How many companies replace workers with tech?

The American love-hate relationship with automation goes back for nearly two centuries. Take, for example, the "Ballad of John Henry." That song, written after the Civil War, describes an Industrial Age contest between a legendary railroad steel driver and his hammer, pitted against a steam-powered drill.

That tension between the human worker and their automated replacement remains today.

According to a new national survey by job-search site CareerBuilder, more than 20 percent of companies say they have "deskilled" workers, meaning replaced them with new technologies. That number rises to 30 percent when looking at companies with more than 500 employees.

Sometimes the trend towards automation can simply backfire. According to the survey, 35 percent of the companies that replaced employees with tech said they ended up hiring workers back, "because the technology didn't work out."

At the same time, nearly 70 percent of companies that have automated jobs said the new technologies also created new positions within their firms. In fact, 35 percent of the companies that deskilled workers said they ended up with more jobs after adopting technology.

The survey polled nearly 2,200 hiring managers and human resource professionals from across the country, representing a variety of industries and different-sized companies.

Examining federal labor data, CareerBuilder's research underscores how new technologies both create jobs while rendering other positions, some of which have been around for decades, suddenly obsolete. Of the 786 occupations recognized by the Bureau of Labor Statistics, about one-third reported a decline in employment since 2002, while more than 60 percent grew by one percent or more.

"While some of the losses and gains can be attributed to economic cycles and globalization," CareerBuilder noted in a statement, "arguably automation has also had a significant influence on employment shifts."

As an example, the company mentions how the growth of Internet-based travel web sites negatively impacted travel agencies, which reportedly cut more than 38,000 jobs in the past 12 years. But during that same time period, the number of software developers and web developers in the U.S. increased by 195,000, and those IT jobs have salaries that pay more than double what a travel agent makes.
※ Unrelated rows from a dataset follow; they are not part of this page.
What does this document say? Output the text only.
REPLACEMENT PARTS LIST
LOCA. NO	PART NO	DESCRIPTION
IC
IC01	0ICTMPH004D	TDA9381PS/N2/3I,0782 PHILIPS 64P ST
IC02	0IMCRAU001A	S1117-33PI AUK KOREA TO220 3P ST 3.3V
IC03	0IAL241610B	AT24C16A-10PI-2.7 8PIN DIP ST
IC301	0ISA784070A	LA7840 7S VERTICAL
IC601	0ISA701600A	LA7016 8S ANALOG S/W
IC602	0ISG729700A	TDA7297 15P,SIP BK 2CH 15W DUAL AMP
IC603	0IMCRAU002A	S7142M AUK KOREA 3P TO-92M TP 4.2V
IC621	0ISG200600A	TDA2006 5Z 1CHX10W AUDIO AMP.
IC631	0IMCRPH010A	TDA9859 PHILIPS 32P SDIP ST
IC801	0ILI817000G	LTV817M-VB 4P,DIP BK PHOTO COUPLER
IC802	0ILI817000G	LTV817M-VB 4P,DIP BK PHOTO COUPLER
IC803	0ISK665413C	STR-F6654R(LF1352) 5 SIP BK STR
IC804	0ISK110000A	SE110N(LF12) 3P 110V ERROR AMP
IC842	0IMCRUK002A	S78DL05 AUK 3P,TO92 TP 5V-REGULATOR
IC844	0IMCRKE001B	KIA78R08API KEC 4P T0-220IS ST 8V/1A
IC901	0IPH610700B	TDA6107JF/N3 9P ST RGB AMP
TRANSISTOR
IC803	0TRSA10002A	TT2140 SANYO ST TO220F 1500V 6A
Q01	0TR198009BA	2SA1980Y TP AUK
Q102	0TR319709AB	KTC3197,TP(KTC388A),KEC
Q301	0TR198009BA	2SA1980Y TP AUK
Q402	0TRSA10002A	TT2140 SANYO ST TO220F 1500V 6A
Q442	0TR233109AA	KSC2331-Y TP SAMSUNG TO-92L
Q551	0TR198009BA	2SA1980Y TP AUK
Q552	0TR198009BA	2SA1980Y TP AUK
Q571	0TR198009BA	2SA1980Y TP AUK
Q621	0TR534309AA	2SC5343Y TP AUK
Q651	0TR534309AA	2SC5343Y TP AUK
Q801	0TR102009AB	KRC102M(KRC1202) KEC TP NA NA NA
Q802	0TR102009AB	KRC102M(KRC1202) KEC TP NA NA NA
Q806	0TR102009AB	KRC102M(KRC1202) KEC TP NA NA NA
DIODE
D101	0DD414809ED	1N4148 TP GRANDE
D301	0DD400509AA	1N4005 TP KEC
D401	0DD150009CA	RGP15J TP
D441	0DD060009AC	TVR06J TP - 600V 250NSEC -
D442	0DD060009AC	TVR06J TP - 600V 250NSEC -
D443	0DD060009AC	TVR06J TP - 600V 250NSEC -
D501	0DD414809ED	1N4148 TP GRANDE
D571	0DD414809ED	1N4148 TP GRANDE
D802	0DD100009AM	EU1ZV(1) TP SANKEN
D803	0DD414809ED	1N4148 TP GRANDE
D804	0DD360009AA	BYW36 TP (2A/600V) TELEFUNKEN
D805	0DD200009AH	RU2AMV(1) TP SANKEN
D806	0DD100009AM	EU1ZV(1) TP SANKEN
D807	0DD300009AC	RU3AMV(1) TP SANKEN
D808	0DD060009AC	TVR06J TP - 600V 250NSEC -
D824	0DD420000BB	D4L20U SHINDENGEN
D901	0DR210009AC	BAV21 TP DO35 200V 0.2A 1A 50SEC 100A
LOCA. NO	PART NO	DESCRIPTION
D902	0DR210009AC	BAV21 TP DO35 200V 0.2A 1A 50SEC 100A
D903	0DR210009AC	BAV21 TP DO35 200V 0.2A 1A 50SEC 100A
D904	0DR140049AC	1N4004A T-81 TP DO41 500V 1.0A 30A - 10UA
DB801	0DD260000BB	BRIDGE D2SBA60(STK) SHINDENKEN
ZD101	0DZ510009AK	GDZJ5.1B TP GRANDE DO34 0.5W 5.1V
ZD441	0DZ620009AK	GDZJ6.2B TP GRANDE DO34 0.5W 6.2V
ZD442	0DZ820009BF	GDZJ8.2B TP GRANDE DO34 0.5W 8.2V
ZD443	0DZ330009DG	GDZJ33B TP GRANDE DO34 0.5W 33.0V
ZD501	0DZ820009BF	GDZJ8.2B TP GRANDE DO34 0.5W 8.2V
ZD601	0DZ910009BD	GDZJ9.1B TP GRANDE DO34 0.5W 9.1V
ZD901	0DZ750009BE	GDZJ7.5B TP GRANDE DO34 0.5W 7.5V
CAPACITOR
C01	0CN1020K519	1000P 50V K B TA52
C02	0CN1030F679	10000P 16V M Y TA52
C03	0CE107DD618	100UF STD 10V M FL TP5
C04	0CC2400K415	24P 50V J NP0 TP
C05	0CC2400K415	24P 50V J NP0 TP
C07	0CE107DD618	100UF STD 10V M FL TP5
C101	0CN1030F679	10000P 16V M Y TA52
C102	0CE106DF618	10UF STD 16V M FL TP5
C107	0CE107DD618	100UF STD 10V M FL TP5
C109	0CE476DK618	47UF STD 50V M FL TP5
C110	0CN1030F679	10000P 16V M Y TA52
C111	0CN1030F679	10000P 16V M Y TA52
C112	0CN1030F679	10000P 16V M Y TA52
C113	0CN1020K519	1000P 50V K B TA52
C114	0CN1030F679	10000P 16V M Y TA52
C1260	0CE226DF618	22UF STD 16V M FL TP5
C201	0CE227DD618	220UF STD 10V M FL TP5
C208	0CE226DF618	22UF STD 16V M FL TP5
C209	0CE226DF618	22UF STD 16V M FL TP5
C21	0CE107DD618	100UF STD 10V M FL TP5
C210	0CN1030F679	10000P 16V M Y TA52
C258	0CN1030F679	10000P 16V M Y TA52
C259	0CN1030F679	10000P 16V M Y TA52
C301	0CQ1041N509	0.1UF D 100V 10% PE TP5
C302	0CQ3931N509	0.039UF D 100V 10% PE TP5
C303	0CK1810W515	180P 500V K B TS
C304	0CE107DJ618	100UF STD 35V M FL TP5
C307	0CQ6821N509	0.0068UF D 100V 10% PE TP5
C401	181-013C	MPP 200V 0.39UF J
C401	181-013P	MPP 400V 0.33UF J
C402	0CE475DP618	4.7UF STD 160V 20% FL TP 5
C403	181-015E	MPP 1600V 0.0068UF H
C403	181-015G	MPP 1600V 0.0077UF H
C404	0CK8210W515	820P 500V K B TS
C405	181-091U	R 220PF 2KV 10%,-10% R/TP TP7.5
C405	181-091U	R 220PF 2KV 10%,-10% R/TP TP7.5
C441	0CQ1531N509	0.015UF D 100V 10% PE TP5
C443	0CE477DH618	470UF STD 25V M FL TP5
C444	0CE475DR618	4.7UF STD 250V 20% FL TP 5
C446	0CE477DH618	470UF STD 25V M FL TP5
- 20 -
"Technological advancements have not only increased productivity, but historically have led to an expansion of employment," Matt Ferguson, CareerBuilder's CEO, said in a statement.

However, Ferguson added, the U.S. faces another major challenge in the near future, as it prepares its workforce for the expected and anticipated arrival of more knowledge-based jobs in robotics and STEM (science, technology, engineering, math) -related fields.